Assuming a simple data-set looking like this
As you can see there is 10 lines, each one representing an entity. For each entity, there is an amount of downloaded and uploaded data which are for the example rounded values, but it could be floated values as well.
The summ of all values is done for each column. The rule is that when we substract (downloaded total) - (uploaded total), the result should always be zero. As you can notice it, the result of this substraction for this dataset is +25.
From there, and assuming any other dataset following this pattern, how could i identify the errored member, if one exists (meaning the rule is not fullfilled). If it isn't possible to be 100% sure of the errored member in a dataset, what is the best way to calculate probabilities for each member being the errored one?
Hope i was clear with my request
Best regards
William
NOTE: I am from stackoverflow, but since it is a pure math question i came here. I am not asking for an implementation, but for advices and approachs about resolving a problem like this.
EDIT: Here are some informations i have forget to provide about the dataset.
- The number of entities is not limited and the size is not predictible, it could be small or large (1 to 10,000 approx)
- In reality, teh repeated 'ties' in the dataset shouldn't appear so often. It is just to have a readable and simple example.
- Here i use rounded values in the dataset, but we should expect floated values most of the time (99,99%).
- What i mean by an 'errored member' is a value that doesn't help to fullfill the rule. Also, there could be 0 or more errored members.
You have not given anywhere near enough information for me to give you a responsible answer. So I will make some very speculative assumptions, and give you an answer based on those assumptions. If you are not satisfied with the answer, maybe that will prompt you to provide more insight into what your data are like and what you really want to do.

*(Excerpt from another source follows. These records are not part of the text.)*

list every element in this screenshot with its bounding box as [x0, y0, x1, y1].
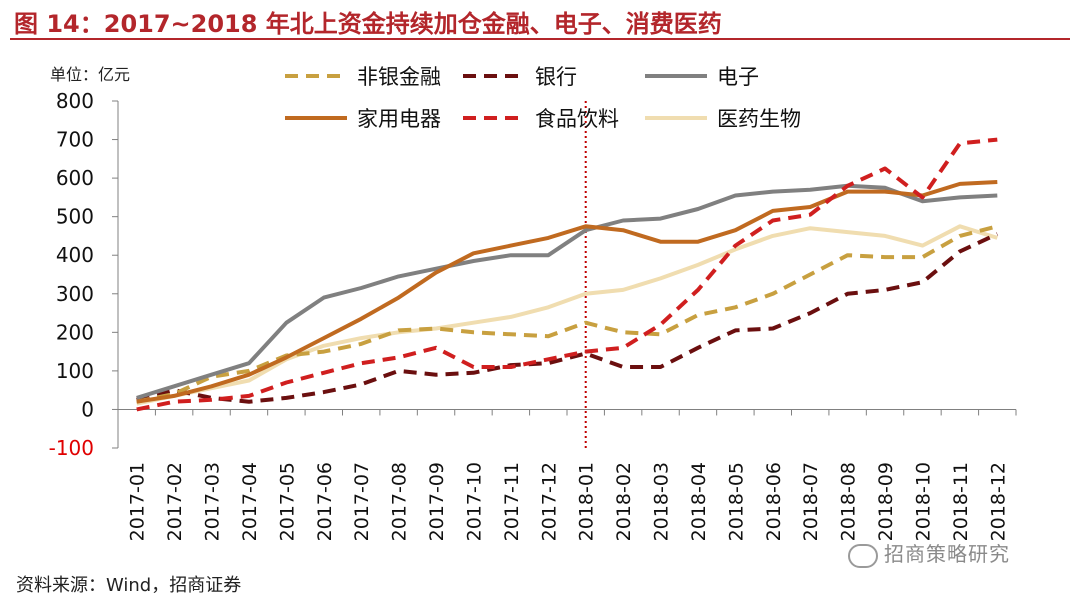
watermark: 招商策略研究	[848, 538, 1010, 568]
x-tick-label: 2018-06	[763, 462, 785, 541]
legend-label-4: 家用电器	[357, 107, 441, 131]
x-tick-label: 2017-05	[276, 462, 298, 541]
x-tick-label: 2018-11	[950, 462, 972, 541]
legend-label-2: 银行	[535, 65, 577, 89]
series-line-2	[136, 232, 999, 404]
x-tick-label: 2017-09	[426, 462, 448, 541]
series-line-3	[136, 183, 998, 400]
figure-title: 图 14：2017~2018 年北上资金持续加仓金融、电子、消费医药	[14, 10, 722, 38]
x-tick-label: 2017-03	[202, 462, 224, 541]
x-tick-label: 2018-07	[800, 462, 822, 541]
x-tick-label: 2017-06	[314, 462, 336, 541]
x-tick-label: 2018-04	[688, 462, 710, 541]
y-tick-label: -100	[49, 436, 94, 460]
x-tick-label: 2018-05	[725, 462, 747, 541]
y-tick-label: 700	[56, 128, 94, 152]
source-note: 资料来源：Wind，招商证券	[16, 575, 242, 596]
x-tick-label: 2017-04	[239, 462, 261, 541]
series-lines	[136, 137, 999, 412]
watermark-text: 招商策略研究	[884, 542, 1010, 566]
x-tick-label: 2017-10	[463, 462, 485, 541]
x-tick-label: 2017-12	[538, 462, 560, 541]
x-tick-label: 2018-01	[576, 462, 598, 541]
title-divider	[10, 38, 1070, 40]
x-tick-label: 2017-01	[127, 462, 149, 541]
y-tick-label: 300	[56, 282, 94, 306]
y-tick-label: 200	[56, 320, 94, 344]
series-line-6	[136, 224, 998, 406]
x-tick-label: 2017-02	[164, 462, 186, 541]
legend-label-1: 非银金融	[357, 65, 441, 89]
wechat-icon	[848, 543, 878, 568]
series-line-1	[136, 224, 998, 404]
unit-label: 单位：亿元	[50, 65, 130, 84]
x-tick-label: 2018-10	[912, 462, 934, 541]
x-tick-label: 2018-03	[651, 462, 673, 541]
y-tick-label: 400	[56, 243, 94, 267]
series-line-5	[136, 137, 998, 412]
y-tick-label: 100	[56, 359, 94, 383]
x-tick-label: 2017-11	[501, 462, 523, 541]
x-tick-label: 2018-02	[613, 462, 635, 541]
x-tick-label: 2018-09	[875, 462, 897, 541]
y-tick-label: 600	[56, 166, 94, 190]
x-tick-label: 2017-07	[351, 462, 373, 541]
y-tick-label: 0	[81, 397, 94, 421]
chart-axes: 800 700 600 500 400 300 200 100 0 -100 2017-01 2017…	[49, 89, 1017, 541]
y-tick-label: 800	[56, 89, 94, 113]
legend-label-3: 电子	[717, 65, 759, 89]
series-line-4	[136, 180, 998, 404]
x-tick-label: 2018-08	[838, 462, 860, 541]
x-tick-label: 2018-12	[987, 462, 1009, 541]
legend-label-5: 食品饮料	[535, 107, 619, 131]
legend-label-6: 医药生物	[717, 107, 801, 131]
x-tick-label: 2017-08	[389, 462, 411, 541]
y-tick-label: 500	[56, 205, 94, 229]
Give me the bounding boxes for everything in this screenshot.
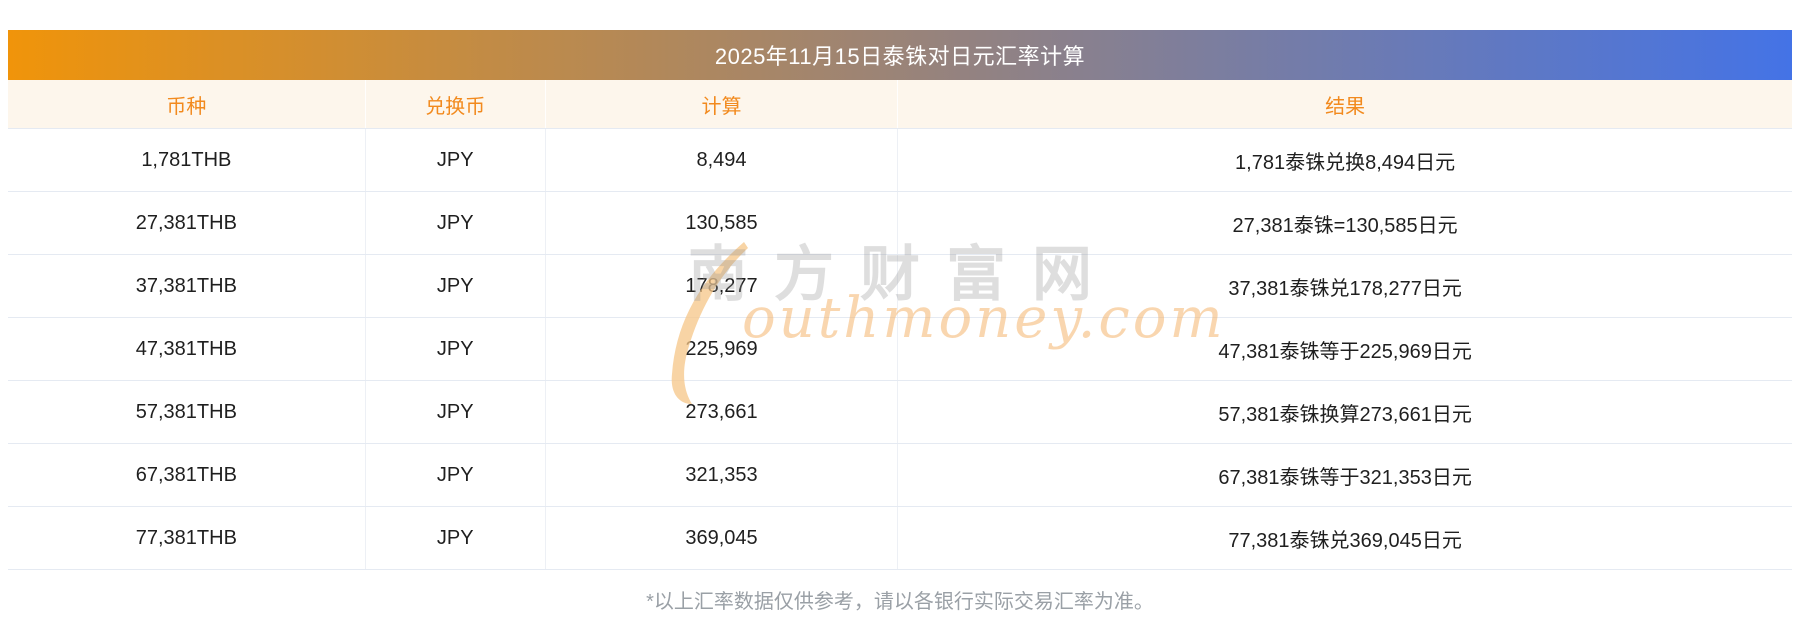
row-cell-result: 1,781泰铢兑换8,494日元 <box>1235 151 1456 174</box>
row-cell-target-currency: JPY <box>366 507 546 569</box>
row-cell-currency: 1,781THB <box>8 129 366 191</box>
row-cell-currency: 57,381THB <box>8 381 366 443</box>
table-row: 67,381THB JPY 321,353 67,381泰铢等于321,353日元 <box>8 444 1792 507</box>
row-cell-target-currency: JPY <box>366 255 546 317</box>
row-cell-target-currency: JPY <box>366 318 546 380</box>
row-cell-target-currency: JPY <box>366 381 546 443</box>
row-cell-calculation: 225,969 <box>546 318 899 380</box>
row-cell-calculation: 273,661 <box>546 381 899 443</box>
column-header-calc: 计算 <box>546 80 899 128</box>
row-cell-calculation: 178,277 <box>546 255 899 317</box>
table-row: 27,381THB JPY 130,585 27,381泰铢=130,585日元 <box>8 192 1792 255</box>
row-cell-currency: 77,381THB <box>8 507 366 569</box>
table-row: 47,381THB JPY 225,969 47,381泰铢等于225,969日元 <box>8 318 1792 381</box>
row-cell-result: 57,381泰铢换算273,661日元 <box>1218 403 1472 426</box>
row-cell-target-currency: JPY <box>366 129 546 191</box>
exchange-rate-table-page: 2025年11月15日泰铢对日元汇率计算 币种 兑换币 计算 结果 1,781T… <box>8 0 1792 613</box>
row-cell-target-currency: JPY <box>366 192 546 254</box>
title-bar: 2025年11月15日泰铢对日元汇率计算 <box>8 30 1792 80</box>
row-cell-result: 27,381泰铢=130,585日元 <box>1232 214 1458 237</box>
row-cell-result: 67,381泰铢等于321,353日元 <box>1218 466 1472 489</box>
footer-disclaimer: *以上汇率数据仅供参考，请以各银行实际交易汇率为准。 <box>646 590 1154 613</box>
column-header-result: 结果 <box>1325 95 1366 118</box>
row-cell-calculation: 130,585 <box>546 192 899 254</box>
column-header-currency: 币种 <box>8 80 366 128</box>
table-body: 1,781THB JPY 8,494 1,781泰铢兑换8,494日元 27,381TH… <box>8 128 1792 570</box>
table-header-row: 币种 兑换币 计算 结果 <box>8 80 1792 128</box>
row-cell-currency: 37,381THB <box>8 255 366 317</box>
row-cell-target-currency: JPY <box>366 444 546 506</box>
page-title: 2025年11月15日泰铢对日元汇率计算 <box>714 44 1086 69</box>
row-cell-result: 47,381泰铢等于225,969日元 <box>1218 340 1472 363</box>
table-row: 1,781THB JPY 8,494 1,781泰铢兑换8,494日元 <box>8 128 1792 192</box>
row-cell-currency: 67,381THB <box>8 444 366 506</box>
row-cell-result: 77,381泰铢兑369,045日元 <box>1228 529 1462 552</box>
row-cell-calculation: 369,045 <box>546 507 899 569</box>
table-row: 77,381THB JPY 369,045 77,381泰铢兑369,045日元 <box>8 507 1792 570</box>
row-cell-calculation: 321,353 <box>546 444 899 506</box>
row-cell-result: 37,381泰铢兑178,277日元 <box>1228 277 1462 300</box>
row-cell-calculation: 8,494 <box>546 129 899 191</box>
table-row: 57,381THB JPY 273,661 57,381泰铢换算273,661日元 <box>8 381 1792 444</box>
row-cell-currency: 27,381THB <box>8 192 366 254</box>
column-header-target: 兑换币 <box>366 80 546 128</box>
row-cell-currency: 47,381THB <box>8 318 366 380</box>
table-row: 37,381THB JPY 178,277 37,381泰铢兑178,277日元 <box>8 255 1792 318</box>
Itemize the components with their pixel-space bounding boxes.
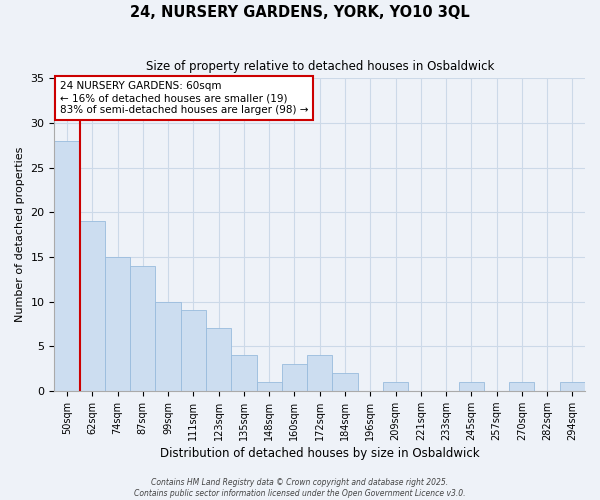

I assume that you always have a table of 10 or more rows ('entities') and that both upload and download numbers are from processes that are at least approximately normal. Then you have $n = 10$ or more row (upload minus download) differences $D_i$ which might be approximately distributed. You are asking if their average $\bar D$ is consistent with a true (population) average difference $\Delta = 0.$
In that case you have a paired t-test. The $T$ statistic is $$T = \frac{\bar D - 0}{S_D/\sqrt{n}},$$ where $T$ has Student's t distribution with degrees of freedom $df = n - 1.$
In your example, the $n = 10$ differences are 0, 20, -50, 0, 5, 50, 30, 25, -55, and 0. Thus, their mean is $\bar D = 2.5,$ their standard deviation is $S_D = 33.19,$ and $T = 0.2382.$ In this case you would have found a statistically significant difference if $|T| > 2.262.$ So your result is nowhere near being significant. If you know about P-values, the P-value for your data is 0.817; it would have to be $smaller$ that 0.05 in order to declare a significant difference at the 5% level of significance.
Even with only ten pairs, the t test is reasonable tolerant of non-normal data as long as there is not marked skewness or far outliers. For your data a Shapiro-Wilk test of normality does not come anywhere near declaring your 10 differences to be other than normal. (But to be fair, it is very difficult to detect nonnormality for such small samples.)
If you are suspicious that, generally speaking (not just in this case), your data might be far from normal, then you could use a nonparametric Wilcoxon signed-rank test (see Wikipedia or a basic statistics text) to judge whether the $median$ of your $n$ differences is significantly different from 0. This test does not assume normal data.
For your particular data, this test does not work well because you have so many 'ties' repeated values among the $D_i.$ I suspect this may be a peculiarity of your particular data sample.
In case ties are an endemic difficulty, there are other possible paired tests available.
Here are some of the many possible difficulties trying to make sense of your situation with so little information:
(1) When one fails to find significance, the next issue is to try to assess the power of the test. That is the probability that one could have rejected if a difference of 'important' size were actually present. For example, with only 10 differences, it might be that you would almost never discover errors of a size that really would be of concern to you. From what you have said, I have no basis at all to comment on this possible difficulty.
(2) The numbers in your example are 'outrageously' round--not just integers, but all ending in 0 or 5. You said real data might not even be integers, but have several decimal places. I would feel better about using the t test if that were true.
(3) It would also be better if you typically had more than 10 differences $D_i$ to use in deciding if your overall table reveals an error. And it would be helpful if I didn't have to guess what you mean mean by an 'error'.